Class ShingleAnalyzerWrapper

    • Constructor Detail

      • ShingleAnalyzerWrapper

        public ShingleAnalyzerWrapper​(Analyzer defaultAnalyzer)
      • ShingleAnalyzerWrapper

        public ShingleAnalyzerWrapper​(Analyzer defaultAnalyzer,
                                      int maxShingleSize)
      • ShingleAnalyzerWrapper

        public ShingleAnalyzerWrapper​(Analyzer defaultAnalyzer,
                                      int minShingleSize,
                                      int maxShingleSize)
      • ShingleAnalyzerWrapper

        public ShingleAnalyzerWrapper​(Analyzer delegate,
                                      int minShingleSize,
                                      int maxShingleSize,
                                      String tokenSeparator,
                                      boolean outputUnigrams,
                                      boolean outputUnigramsIfNoShingles,
                                      String fillerToken)
        Creates a new ShingleAnalyzerWrapper
        Parameters:
        delegate - Analyzer whose TokenStream is to be filtered
        minShingleSize - Min shingle (token ngram) size
        maxShingleSize - Max shingle size
        tokenSeparator - Used to separate input stream tokens in output shingles
        outputUnigrams - Whether or not the filter shall pass the original tokens to the output stream
        outputUnigramsIfNoShingles - Overrides the behavior of outputUnigrams==false for those times when no shingles are available (because there are fewer than minShingleSize tokens in the input stream)?
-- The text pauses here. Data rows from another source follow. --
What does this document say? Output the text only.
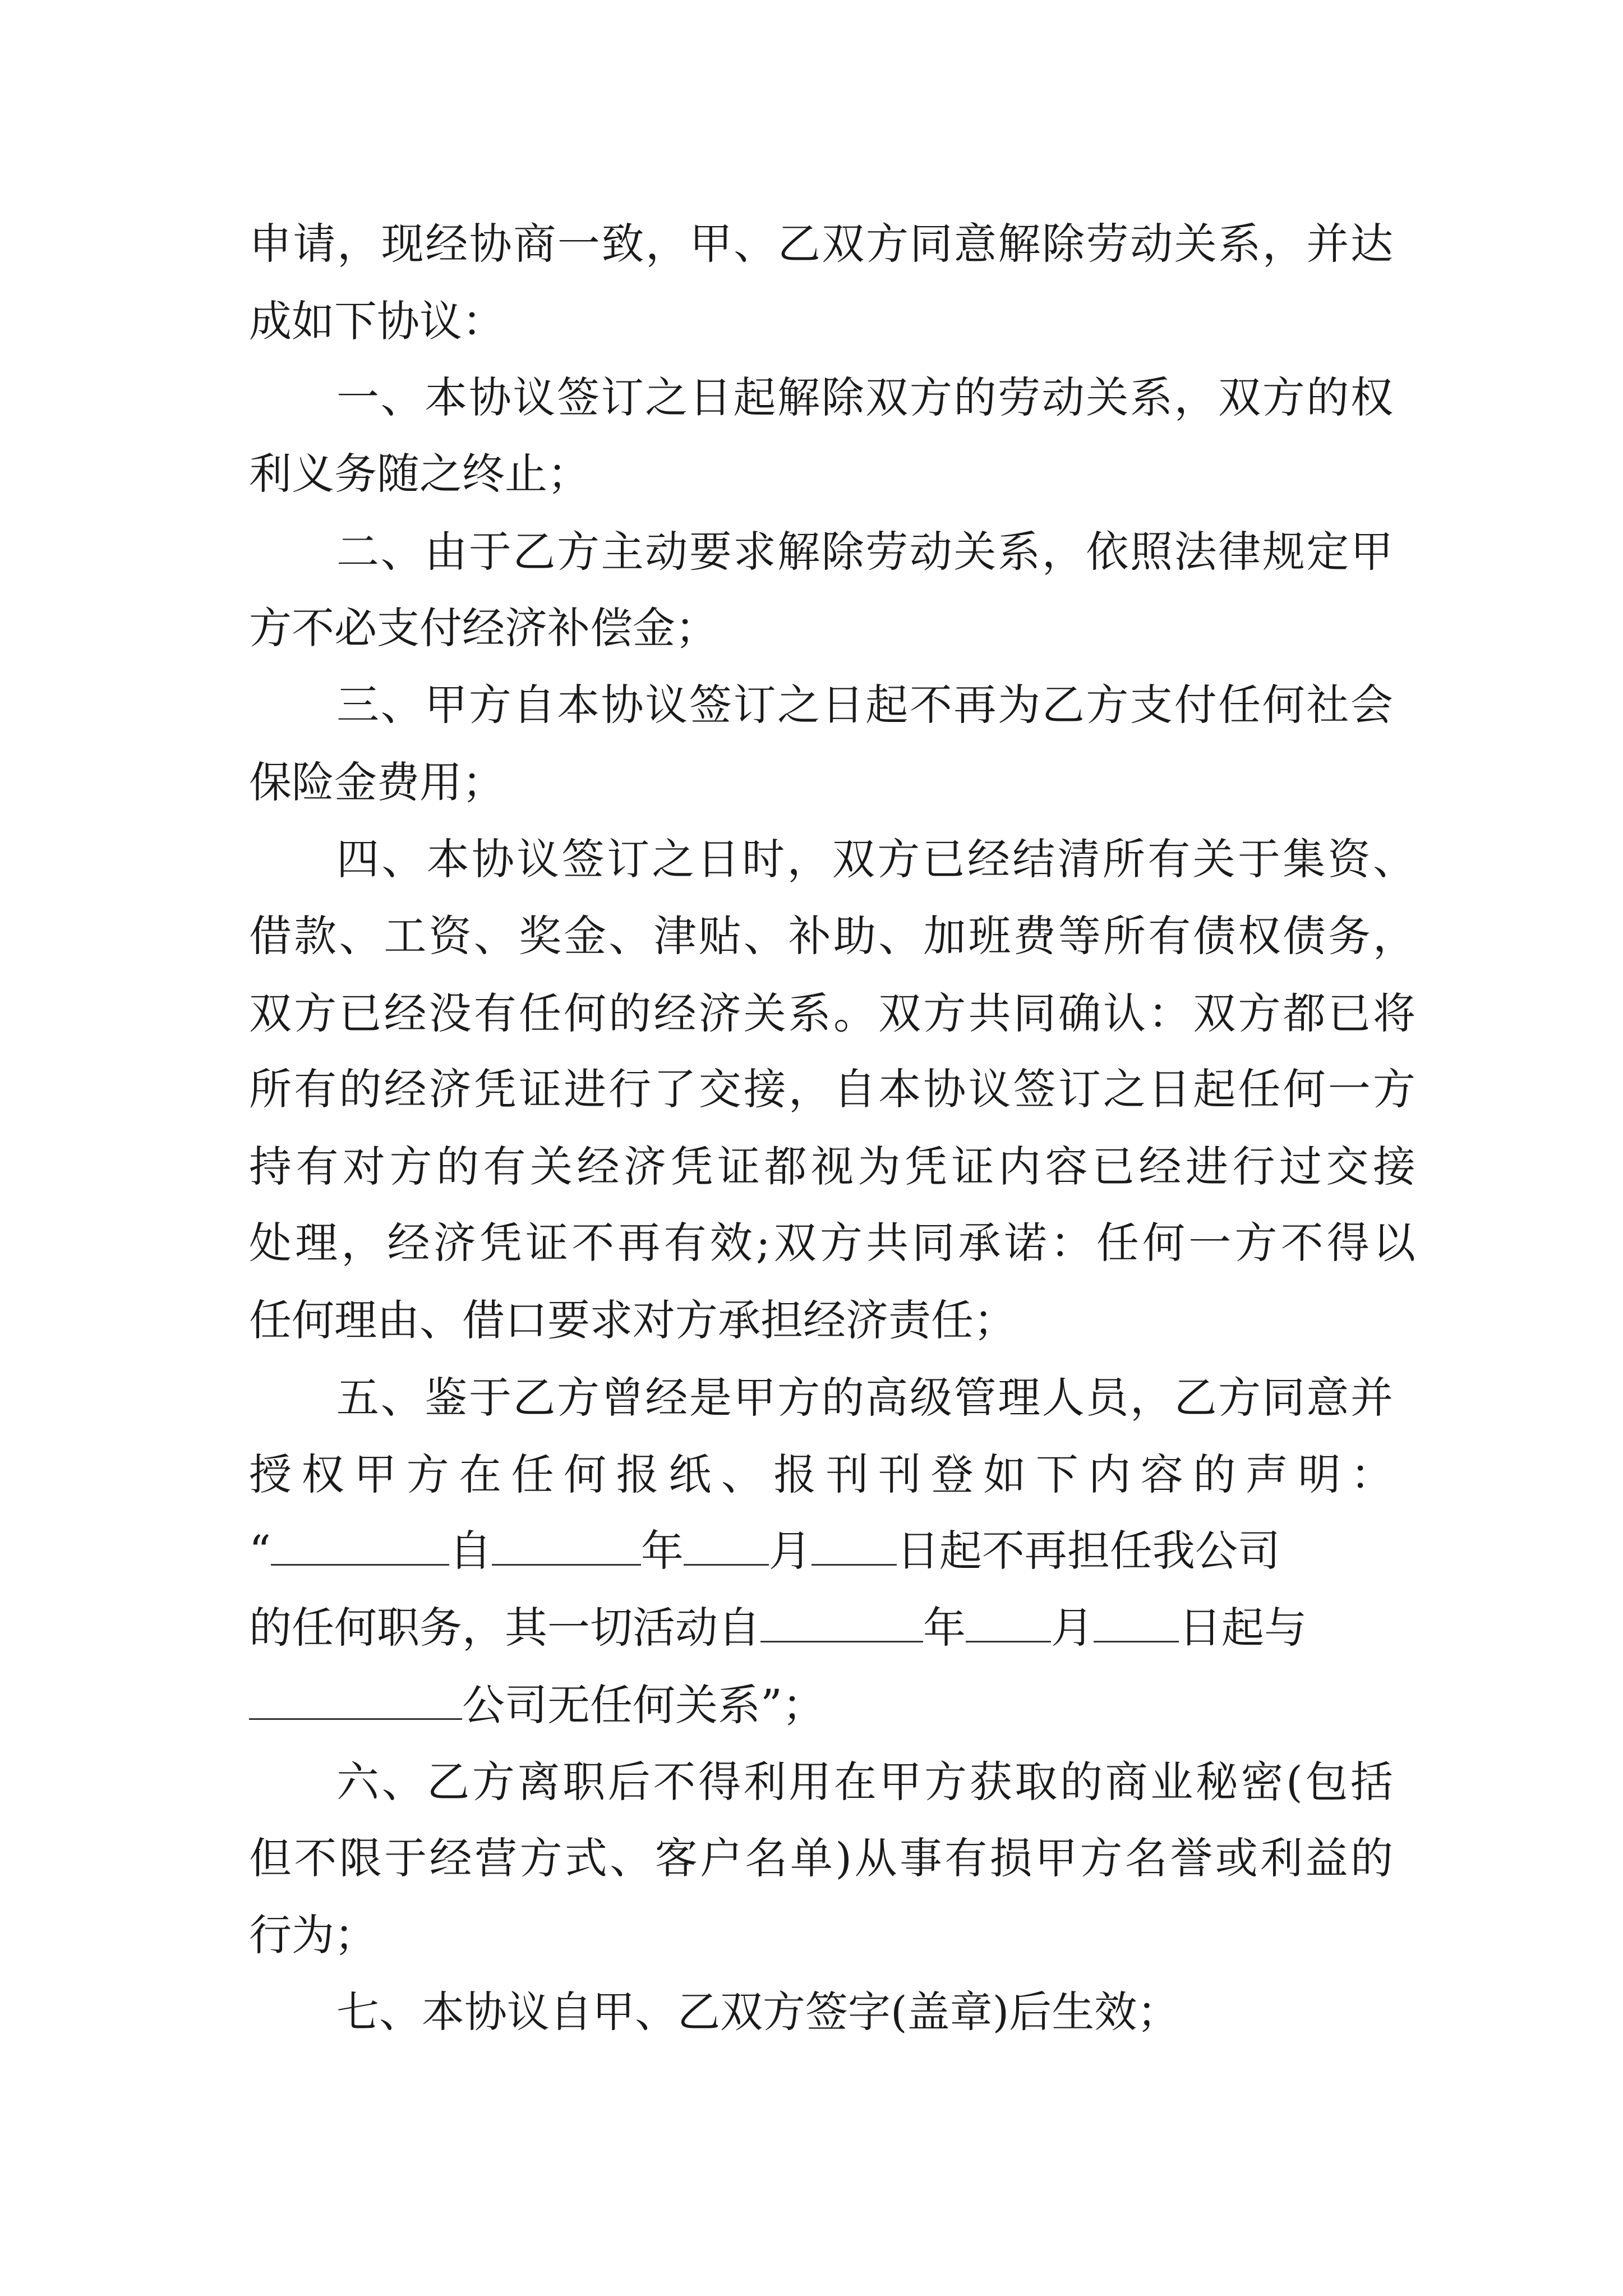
申请，现经协商一致，甲、乙双方同意解除劳动关系，并达
成如下协议：
一、本协议签订之日起解除双方的劳动关系，双方的权
利义务随之终止；
二、由于乙方主动要求解除劳动关系，依照法律规定甲
方不必支付经济补偿金；
三、甲方自本协议签订之日起不再为乙方支付任何社会
保险金费用；
四、本协议签订之日时，双方已经结清所有关于集资、
借款、工资、奖金、津贴、补助、加班费等所有债权债务，
双方已经没有任何的经济关系。双方共同确认：双方都已将
所有的经济凭证进行了交接，自本协议签订之日起任何一方
持有对方的有关经济凭证都视为凭证内容已经进行过交接
处理，经济凭证不再有效;双方共同承诺：任何一方不得以
任何理由、借口要求对方承担经济责任；
五、鉴于乙方曾经是甲方的高级管理人员，乙方同意并
授权甲方在任何报纸、报刊刊登如下内容的声明：
“	自	年 月 日起不再担任我公司
的任何职务，其一切活动自	年 月 日起与
公司无任何关系”；
六、乙方离职后不得利用在甲方获取的商业秘密(包括
但不限于经营方式、客户名单)从事有损甲方名誉或利益的
行为；
七、本协议自甲、乙双方签字(盖章)后生效；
Note that if outputUnigrams==true, then unigrams are always output, regardless of whether any shingles are available.
        fillerToken - filler token to use when positionIncrement is more than 1
      • ShingleAnalyzerWrapper

        public ShingleAnalyzerWrapper()
      • ShingleAnalyzerWrapper

        public ShingleAnalyzerWrapper​(int minShingleSize,
                                      int maxShingleSize)
    • Method Detail

      • getMaxShingleSize

        public int getMaxShingleSize()
        The max shingle (token ngram) size
        Returns:
        The max shingle (token ngram) size
      • getMinShingleSize

        public int getMinShingleSize()
        The min shingle (token ngram) size
        Returns:
        The min shingle (token ngram) size
      • getTokenSeparator

        public String getTokenSeparator()
      • isOutputUnigrams

        public boolean isOutputUnigrams()
      • isOutputUnigramsIfNoShingles

        public boolean isOutputUnigramsIfNoShingles()
      • getFillerToken

        public String getFillerToken()